Monday, August 8, 2011

WHY I'M DIVORCED


You have two choices in life: 
You can stay single and be miserable,
or get married and wish you were dead.
__________ 
At a cocktail party, one woman said to another,
"Aren't you wearing your wedding ring on the wrong finger?" 
"Yes, I am. I married the wrong man." 
__________ 
A lady inserted an ad in the classifieds:
"Husband Wanted". 
Next day she received a hundred letters.
They all said the same thing: 
"You can have mine." 
_______ 
When a woman steals your husband,
there is no better revenge than to let her keep him. 
__________ 
A woman is incomplete until she is married. Then she is finished 
_________ 
A little boy asked his father, 
"Daddy, how much does it cost to get married?"
Father replied, "I don't know son, I'm still paying." 
__________ 
A young son asked, 
"Is it true Dad, that in some parts of Africa 
a man doesn't know his wife until he marries her?"

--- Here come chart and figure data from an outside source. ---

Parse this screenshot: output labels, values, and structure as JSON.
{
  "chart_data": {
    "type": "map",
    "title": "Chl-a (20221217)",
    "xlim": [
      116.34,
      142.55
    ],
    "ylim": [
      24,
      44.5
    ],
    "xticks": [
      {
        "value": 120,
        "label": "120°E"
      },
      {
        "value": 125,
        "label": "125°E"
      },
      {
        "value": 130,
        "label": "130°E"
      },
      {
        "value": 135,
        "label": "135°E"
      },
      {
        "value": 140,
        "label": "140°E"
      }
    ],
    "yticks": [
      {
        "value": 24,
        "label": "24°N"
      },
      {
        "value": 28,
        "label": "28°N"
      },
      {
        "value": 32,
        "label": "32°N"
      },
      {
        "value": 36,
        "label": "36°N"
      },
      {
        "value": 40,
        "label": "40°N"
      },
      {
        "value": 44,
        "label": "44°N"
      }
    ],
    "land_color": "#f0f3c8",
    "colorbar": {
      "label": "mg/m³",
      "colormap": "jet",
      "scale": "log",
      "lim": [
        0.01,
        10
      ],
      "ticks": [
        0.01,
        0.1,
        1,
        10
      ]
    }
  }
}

Dad replied, "That happens in every country, son." 
_________   
 Then there was a woman who said, 
"I never knew what real happiness was until I got married, 
and by then, it was too late." 
_________   
Marriage is the triumph of imagination over intelligence. 
__________ 
If you want your spouse to listen and
pay strict attention to every word you say -- talk in your sleep.  
__________ 
Just think, if it weren't for marriage,
men would go through life thinking they had no faults at all. 
__________ 
 
First guy says, "My wife's an angel!"
Second guy remarks, "You're lucky, mine's still alive."